Dissertation Defense

Geospatial Analytics for Point Clouds
in an Open Science Framework

Vaclav (Vashek) Petras

North Carolina State University
GeoForAll Lab at Center for Geospatial Analytics

April 23, 2018

wenzeslaus.github.io/dissertation-presentation

Point Cloud

  • set of points in 3D space
  • “a lot of XYZ coordinates”
  • sources
    • airborne lidar
    • terrestrial lidar
    • SfM-derived (based on UAV imagery)
    • short-range sensors

Point Cloud Applications

  • flood modeling [e.g., Webster et al. 2010]
  • wildfire fuel assessment [e.g., Gajardo et al. 2014]
  • habitat characterization [e.g., Sasaki et al. 2016]
  • land cover classification [e.g., Antonarakis et al. 2008]
  • ...

Outline

  • Point densities in point clouds
  • Description of 3D vegetation structure
  • Reproducibility and open science
    • Go to codeocean.com
    • Search for “petras”
    • Select “Generalized 3D Fragmentation Index Derived From Lidar Point Clouds”
    • Run the code
    • Create an account (name, email, password + ToU & PP + confirmation email)

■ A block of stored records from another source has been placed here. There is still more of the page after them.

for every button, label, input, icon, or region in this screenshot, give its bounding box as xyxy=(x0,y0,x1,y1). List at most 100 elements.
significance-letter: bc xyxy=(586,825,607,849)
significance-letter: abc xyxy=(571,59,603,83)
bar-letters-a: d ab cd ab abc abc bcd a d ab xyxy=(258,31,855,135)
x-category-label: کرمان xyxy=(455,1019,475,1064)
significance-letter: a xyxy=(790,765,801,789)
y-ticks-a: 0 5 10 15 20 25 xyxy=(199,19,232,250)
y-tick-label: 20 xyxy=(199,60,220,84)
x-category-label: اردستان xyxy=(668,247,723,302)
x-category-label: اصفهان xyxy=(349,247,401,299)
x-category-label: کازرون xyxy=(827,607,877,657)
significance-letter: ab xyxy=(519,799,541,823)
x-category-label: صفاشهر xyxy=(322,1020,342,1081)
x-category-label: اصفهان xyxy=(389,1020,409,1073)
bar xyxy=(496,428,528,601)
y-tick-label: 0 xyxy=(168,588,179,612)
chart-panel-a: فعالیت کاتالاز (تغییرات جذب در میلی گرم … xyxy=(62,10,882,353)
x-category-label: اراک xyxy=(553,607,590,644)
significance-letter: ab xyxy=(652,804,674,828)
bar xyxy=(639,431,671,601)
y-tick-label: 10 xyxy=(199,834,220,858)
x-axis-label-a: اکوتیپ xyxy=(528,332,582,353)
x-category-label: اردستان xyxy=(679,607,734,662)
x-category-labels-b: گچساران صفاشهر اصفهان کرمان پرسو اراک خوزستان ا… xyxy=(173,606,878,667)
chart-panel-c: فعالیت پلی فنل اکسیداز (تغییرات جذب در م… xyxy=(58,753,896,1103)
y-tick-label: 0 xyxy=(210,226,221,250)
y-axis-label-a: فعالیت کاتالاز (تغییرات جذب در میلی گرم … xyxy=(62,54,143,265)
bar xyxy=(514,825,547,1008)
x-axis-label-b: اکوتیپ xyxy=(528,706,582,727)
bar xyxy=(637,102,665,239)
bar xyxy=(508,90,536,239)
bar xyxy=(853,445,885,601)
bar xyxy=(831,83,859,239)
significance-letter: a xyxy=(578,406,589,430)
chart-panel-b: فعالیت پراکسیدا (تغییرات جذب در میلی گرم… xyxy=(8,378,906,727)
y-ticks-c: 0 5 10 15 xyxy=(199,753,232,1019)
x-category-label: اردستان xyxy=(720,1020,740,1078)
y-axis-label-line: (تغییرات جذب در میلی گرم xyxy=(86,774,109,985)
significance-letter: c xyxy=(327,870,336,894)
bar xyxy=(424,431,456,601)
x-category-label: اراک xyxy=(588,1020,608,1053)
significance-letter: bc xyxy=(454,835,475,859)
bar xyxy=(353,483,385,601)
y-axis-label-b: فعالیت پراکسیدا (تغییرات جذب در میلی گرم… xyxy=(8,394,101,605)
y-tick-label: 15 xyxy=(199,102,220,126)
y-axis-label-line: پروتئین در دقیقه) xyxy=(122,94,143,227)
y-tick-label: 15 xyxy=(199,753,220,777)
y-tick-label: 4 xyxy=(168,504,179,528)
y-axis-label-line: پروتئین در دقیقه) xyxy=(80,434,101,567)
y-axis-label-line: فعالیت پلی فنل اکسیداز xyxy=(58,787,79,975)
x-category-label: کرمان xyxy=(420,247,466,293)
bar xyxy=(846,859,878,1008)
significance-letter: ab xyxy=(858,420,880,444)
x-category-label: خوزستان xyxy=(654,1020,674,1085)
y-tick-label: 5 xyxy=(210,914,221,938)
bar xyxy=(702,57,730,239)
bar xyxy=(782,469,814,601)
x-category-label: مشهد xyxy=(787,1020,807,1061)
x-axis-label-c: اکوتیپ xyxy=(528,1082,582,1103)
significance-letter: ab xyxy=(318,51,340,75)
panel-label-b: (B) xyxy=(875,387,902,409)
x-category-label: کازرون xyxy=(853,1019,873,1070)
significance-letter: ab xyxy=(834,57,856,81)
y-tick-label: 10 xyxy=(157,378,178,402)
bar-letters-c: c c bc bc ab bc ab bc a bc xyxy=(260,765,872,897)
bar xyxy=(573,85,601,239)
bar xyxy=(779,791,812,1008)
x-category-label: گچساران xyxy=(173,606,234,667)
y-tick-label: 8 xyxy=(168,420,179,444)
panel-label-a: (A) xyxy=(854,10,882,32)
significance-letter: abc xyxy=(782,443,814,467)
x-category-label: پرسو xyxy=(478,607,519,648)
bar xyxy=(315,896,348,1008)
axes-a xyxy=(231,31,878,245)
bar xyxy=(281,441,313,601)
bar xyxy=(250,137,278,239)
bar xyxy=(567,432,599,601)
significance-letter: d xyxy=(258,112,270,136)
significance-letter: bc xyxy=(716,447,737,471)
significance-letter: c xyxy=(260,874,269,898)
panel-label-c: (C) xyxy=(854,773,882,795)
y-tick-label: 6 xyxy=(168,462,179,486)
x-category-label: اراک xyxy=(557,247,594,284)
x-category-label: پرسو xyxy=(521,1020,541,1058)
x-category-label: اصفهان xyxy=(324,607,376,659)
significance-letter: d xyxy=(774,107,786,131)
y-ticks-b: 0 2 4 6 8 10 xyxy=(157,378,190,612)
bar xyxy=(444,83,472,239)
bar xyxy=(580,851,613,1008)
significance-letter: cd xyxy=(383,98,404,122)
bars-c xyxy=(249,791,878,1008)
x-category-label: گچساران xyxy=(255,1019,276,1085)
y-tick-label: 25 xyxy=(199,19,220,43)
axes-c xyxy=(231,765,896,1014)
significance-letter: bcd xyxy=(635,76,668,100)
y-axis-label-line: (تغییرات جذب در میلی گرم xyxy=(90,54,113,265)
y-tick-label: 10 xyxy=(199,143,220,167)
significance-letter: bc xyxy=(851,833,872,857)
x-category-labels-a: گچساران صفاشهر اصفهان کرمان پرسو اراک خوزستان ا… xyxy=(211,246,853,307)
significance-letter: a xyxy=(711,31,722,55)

Point Densities in Point Clouds

Point Density Anomalies in Point Clouds (Chapter 2)
Homogenization and Decimation of Point Clouds (Chapter 3)

Point Densities

  • spatial distribution of points in a point cloud



natural and planted forest (transect) distinguished by vertical distribution of points

Point Density Applications

  • vegetation structure [e.g., Sasaki et al. 2016]
  • subcanopy solar radiation model [e.g., Bode et al. 2014]
  • biomass estimation [e.g., Calders et al. 2015]
  • leaf area density distribution [e.g., Oshio et al. 2015]
  • crown density [e.g., Dalponte et al. 2009]
  • ...

Questions

  • What are density anomalies and why are they important?
  • What are their causes and their solutions?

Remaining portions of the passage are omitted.